From The Old Farmer’s Almanac
Historically, the Native Americans who lived in the area that is now the northern and eastern United States kept track of the seasons by giving distinctive names to the recurring full Moons.
Full Moon Names
The Full Beaver Moon: November’s Moon Guide
November’s full Moon was called the Full Beaver Moon because it was the time to set traps, before the waters froze over. This Moon was also called the Full Frost Moon.

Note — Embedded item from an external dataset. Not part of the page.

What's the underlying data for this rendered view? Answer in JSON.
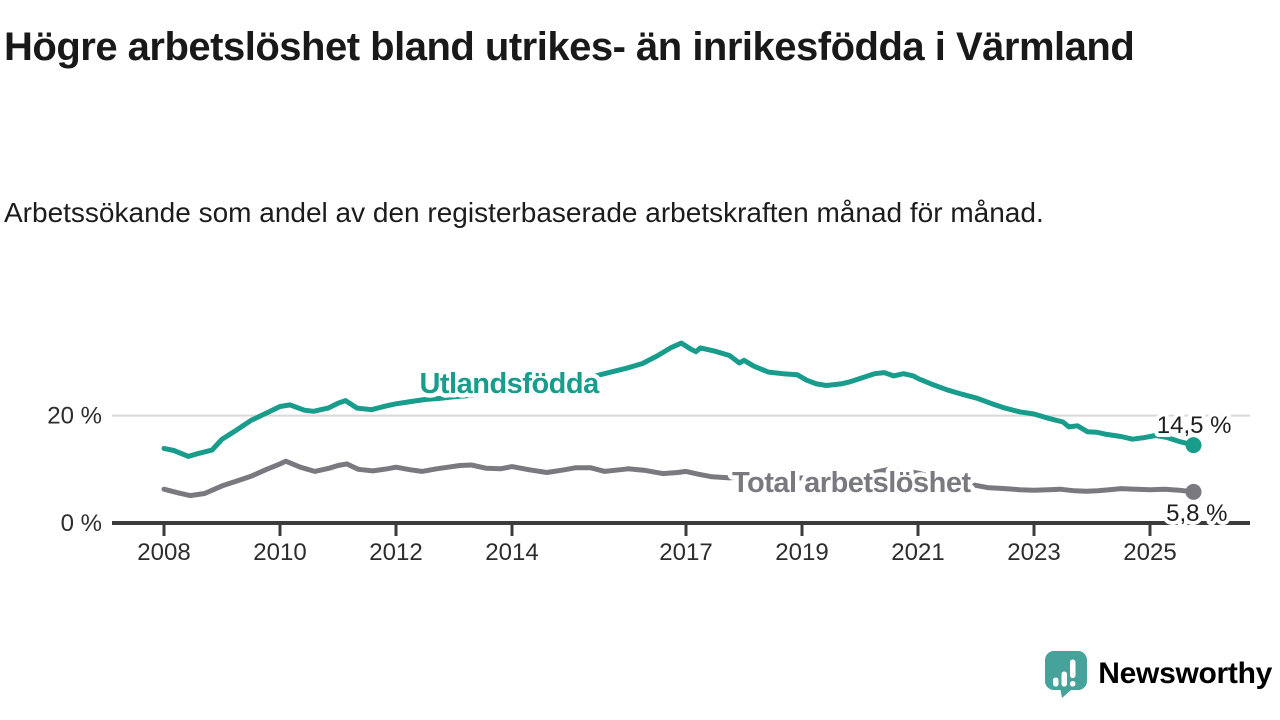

[DOES THIS MEAN THAT WHEN THE BEAVER MOON IS FULL THAT THINGS CAN BE TRAPPED IN THERE (IN THE FULLNESS OF THE MOON?) AND WHILE IT’S IN THERE BEING TRAPPED OR WHATEVER, IT HAD BETTER GET THE HELL OUT OF THERE BEFORE THE FULL FROST SETS IN AND THE WATERS FREEZE OVER, LEAVING THE SAID FULL BEAVER SHUT AND IN A STATE OF FRIGIDITY?]
The Moon will be 100% full Nov 10 at 12:18 P.M. Las Vegas time.
From Western Washington University
“American Indians gave names to each of the full moons to keep track of the passing year. The names are associated with the entire month until the next full moon occurs. Since a lunar month averages 29 days, the dates of the moons change from year to year. Here are titles most closely associated with calendar months.”
Two Native tribes are mentioned here – click the WWU link to access more information.
Arapaho, Great Plains
The Arapaho phrase for November’s Moon is “when the rivers start to freeze”
No information is given for the phrase in the native language.
Abenaki – Northeast, Maine
The Native term for November’s Moon is “mzatanos” or “freezing river maker moon.”
May the Bluebird of Happiness arrive to save you from the precipice 13 seconds after the fall.